The Mystery Of Pringles: Are They Actually Chips?
There are a lot of potato chip brands on the market, all peddling America's favorite savory snack, but one name clearly stands apart from the rest in terms of sheer uniqueness. One look at a Pringle tells you it's not like the others, certainly not those greasy, misshapen shards that sit around in a floppy bag just begging to be broken apart by the slightest jostle. Pringles are sleek and uniform, nestling inside each other to build a tempting tower of salty goodness. Plus, two Pringles make a perfect duck bill, and the can they come in is a great way to tease your large-handed friends. But the real reason that Pringles stand apart from all other potato chips is that they aren't really chips at all ... depending on who you ask.
Traditional chips are pretty straightforward — thinly slice a potato, fry in oil, and finish with your choice of seasonings. Pringles take a very different approach, being made from a dough with potato flakes, rice, corn, and wheat. This dough is rolled into thin sheets from which individual Pringles are stamped (like a cookie cutter). Then, each Pringle is pressed into a mold to impart its final shape before going for a bath in boiling oil. It is a markedly different approach than classic potato chips, so much so that multiple legal battles have been fought to determine whether Pringles even qualify as chips. It's a question that has dogged the snack since its earliest days.
Pringles' contentious history
As strange as it sounds, potato chips were once a fancy food available only in restaurants, but they took a huge leap in popularity in the mid-1900s, once companies like Lay's began mass-producing them. Customers found some faults, though, namely that potato chips got crushed in their bags. So in 1956, Procter & Gamble set about finding a solution. The company hired a chemist named Frederic J. Baur, who turned to geometry to devise the distinct saddle-esque shape of Pringles, technically known as a hyperbolic paraboloid. A snack made in this fashion could be neatly stacked, unlike the irregular shapes of other potato chips, thus allowing them to be packaged in a narrow and rigid tube that would be studier than a bag.
Of course, you can't slice a whole potato into perfect hyperbolic paraboloids, so Baur made his chips from a dough that could be stamped into the proper shape.
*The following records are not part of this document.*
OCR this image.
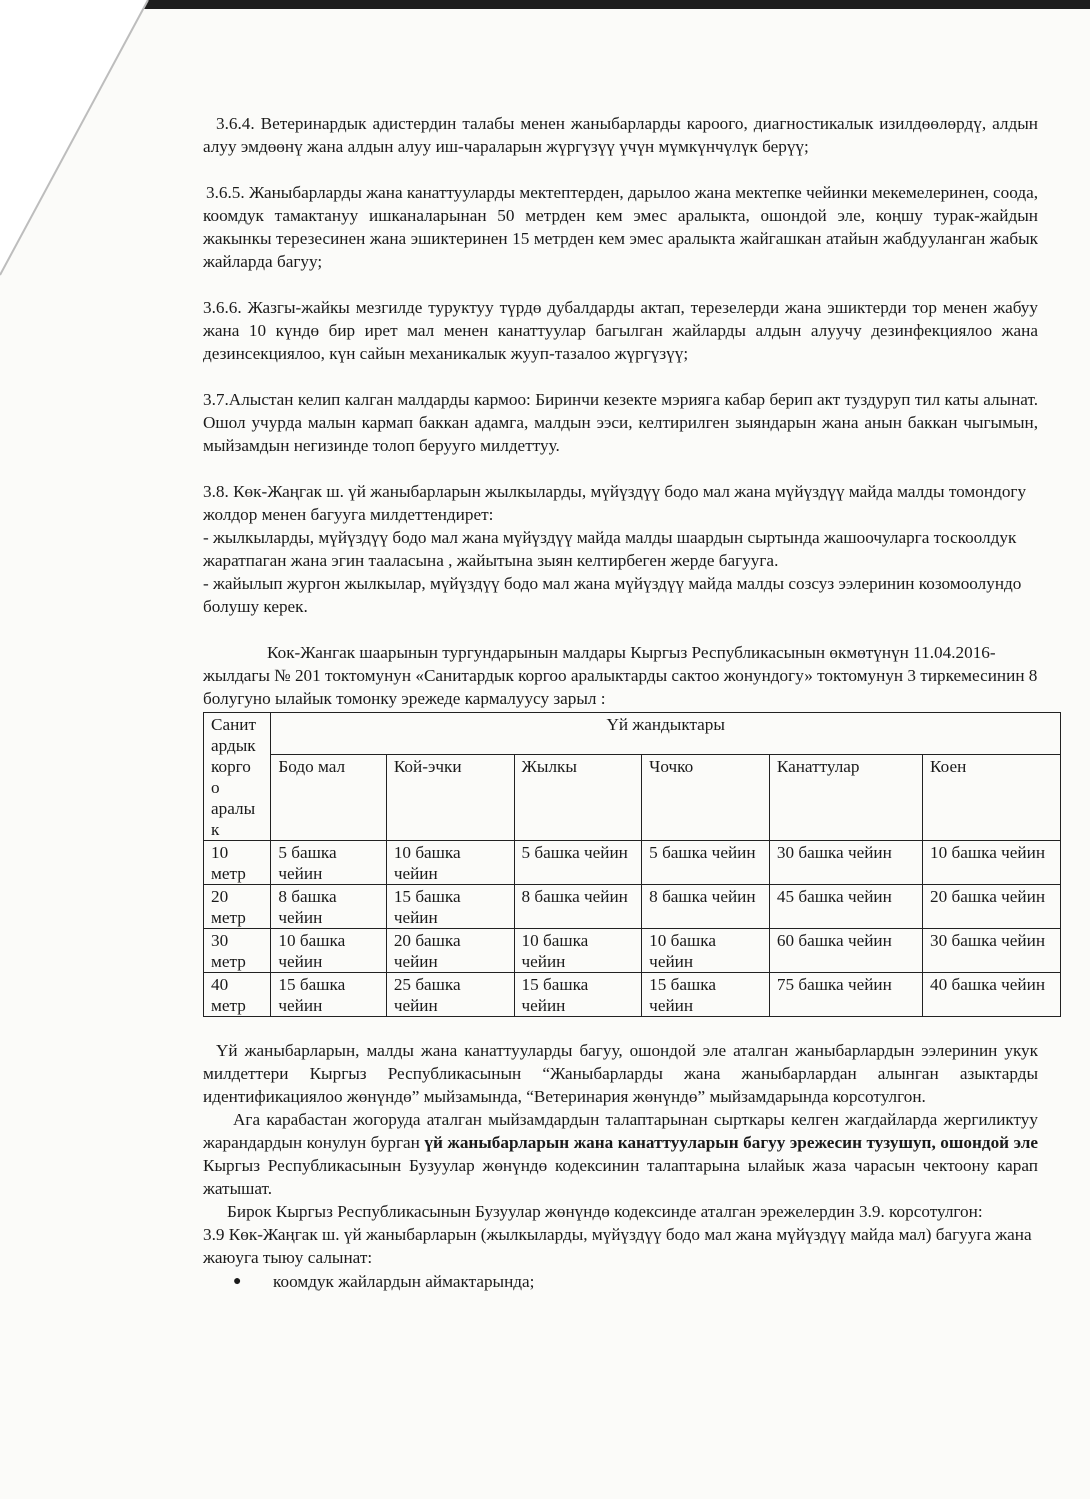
3.6.4. Ветеринардык адистердин талабы менен жаныбарларды кароого, диагностикалык изилдөөлөрдү, алдын алуу эмдөөнү жана алдын алуу иш-чараларын жүргүзүү үчүн мүмкүнчүлүк берүү;

3.6.5. Жаныбарларды жана канаттууларды мектептерден, дарылоо жана мектепке чейинки мекемелеринен, соода, коомдук тамактануу ишканаларынан 50 метрден кем эмес аралыкта, ошондой эле, коңшу турак-жайдын жакынкы терезесинен жана эшиктеринен 15 метрден кем эмес аралыкта жайгашкан атайын жабдууланган жабык жайларда багуу;

3.6.6. Жазгы-жайкы мезгилде туруктуу түрдө дубалдарды актап, терезелерди жана эшиктерди тор менен жабуу жана 10 күндө бир ирет мал менен канаттуулар багылган жайларды алдын алуучу дезинфекциялоо жана дезинсекциялоо, күн сайын механикалык жууп-тазалоо жүргүзүү;

3.7.Алыстан келип калган малдарды кармоо: Биринчи кезекте мэрияга кабар берип акт туздуруп тил каты алынат. Ошол учурда малын кармап баккан адамга, малдын ээси, келтирилген зыяндарын жана анын баккан чыгымын, мыйзамдын негизинде толоп берууго милдеттуу.

3.8. Көк-Жаңгак ш. үй жаныбарларын жылкыларды, мүйүздүү бодо мал жана мүйүздүү майда малды томондогу жолдор менен багууга милдеттендирет:

- жылкыларды, мүйүздүү бодо мал жана мүйүздүү майда малды шаардын сыртында жашоочуларга тоскоолдук жаратпаган жана эгин тааласына , жайытына зыян келтирбеген жерде багууга.

- жайылып жургон жылкылар, мүйүздүү бодо мал жана мүйүздүү майда малды созсуз ээлеринин козомоолундо болушу керек.

Кок-Жангак шаарынын тургундарынын малдары Кыргыз Республикасынын өкмөтүнүн 11.04.2016-жылдагы № 201 токтомунун «Санитардык коргоо аралыктарды сактоо жонундогу» токтомунун 3 тиркемесинин 8 болугуно ылайык томонку эрежеде кармалуусу зарыл :

Санит ардык корго о аралы к	Үй жандыктары					
	Бодо мал	Кой-эчки	Жылкы	Чочко	Канаттулар	Коен
10 метр	5 башка чейин	10 башка чейин	5 башка чейин	5 башка чейин	30 башка чейин	10 башка чейин
20 метр	8 башка чейин	15 башка чейин	8 башка чейин	8 башка чейин	45 башка чейин	20 башка чейин
30 метр	10 башка чейин	20 башка чейин	10 башка чейин	10 башка чейин	60 башка чейин	30 башка чейин
40 метр	15 башка чейин	25 башка чейин	15 башка чейин	15 башка чейин	75 башка чейин	40 башка чейин

Үй жаныбарларын, малды жана канаттууларды багуу, ошондой эле аталган жаныбарлардын ээлеринин укук милдеттери Кыргыз Республикасынын “Жаныбарларды жана жаныбарлардан алынган азыктарды идентификациялоо жөнүндө” мыйзамында, “Ветеринария жөнүндө” мыйзамдарында корсотулгон.

Ага карабастан жогоруда аталган мыйзамдардын талаптарынан сырткары келген жагдайларда жергиликтуу жарандардын конулун бурган үй жаныбарларын жана канаттууларын багуу эрежесин тузушуп, ошондой эле Кыргыз Республикасынын Бузуулар жөнүндө кодексинин талаптарына ылайык жаза чарасын чектоону карап жатышат.

Бирок Кыргыз Республикасынын Бузуулар жөнүндө кодексинде аталган эрежелердин 3.9. корсотулгон:

3.9 Көк-Жаңгак ш. үй жаныбарларын (жылкыларды, мүйүздүү бодо мал жана мүйүздүү майда мал) багууга жана жаюуга тыюу салынат:

●	коомдук жайлардын аймактарында;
Unfortunately, they tasted terrible, and the project was abandoned. Then, in the mid-'60s, another P&G employee named Alexander Liepa came up with the dough they use today. The snack was originally sold as Pringles Newfangled Potato Chips. According to The Atlantic, 'Pringle' may have come from Pringle Drive, a street in Cincinnati where two P&G advertisers lived, but others believe it was taken from Mark Pringle, a New Yorker who, in 1942, co-patented a manufacturing method similar to the one used for Pringles. They've since dropped the "Newfangled Potato Chips" tag — not by choice, but by law.
Why Pringles are not potato chips ... and why they are
When Pringles hit the market in 1968, other snack companies took issue with their "Newfangled Potato Chips" moniker. In 1975, the Food and Drug Administration stepped in to settle the matter. Their verdict? Pringles couldn't refer to its products as potato chips. In fact, the brand couldn't call its offerings 'chips' of any sort. The point of contention was the fact that Pringles don't actually contain potatoes, only potato flakes, which are made of mashed and dehydrated potatoes. That makes it pretty clear why they don't count as potato chips specifically, but ruling out the word 'chip' made as little sense then as it does now, considering how many kinds of chips there are, made from all manner of foods from corn to kale. Nevertheless, rather than argue with the FDA, Pringles instead adopted the name 'crisps.'
But there was a problem. Overseas in Great Britain, all potato chips are referred to as 'crisps,' and this came back to bite Pringles in a big way. Britain imposes a value-added tax (VAT) on purchases, which began at 10% and currently stands at 20%. Many foods are exempt from the VAT, but not potato chips, so in order to avoid paying up, P&G had to argue in court that Pringles were not chips, a.k.a. crisps. In 2009, a British court of appeals ruled that Pringles contained enough potato to count as crisps, and P&G had to pay $160 million in back taxes.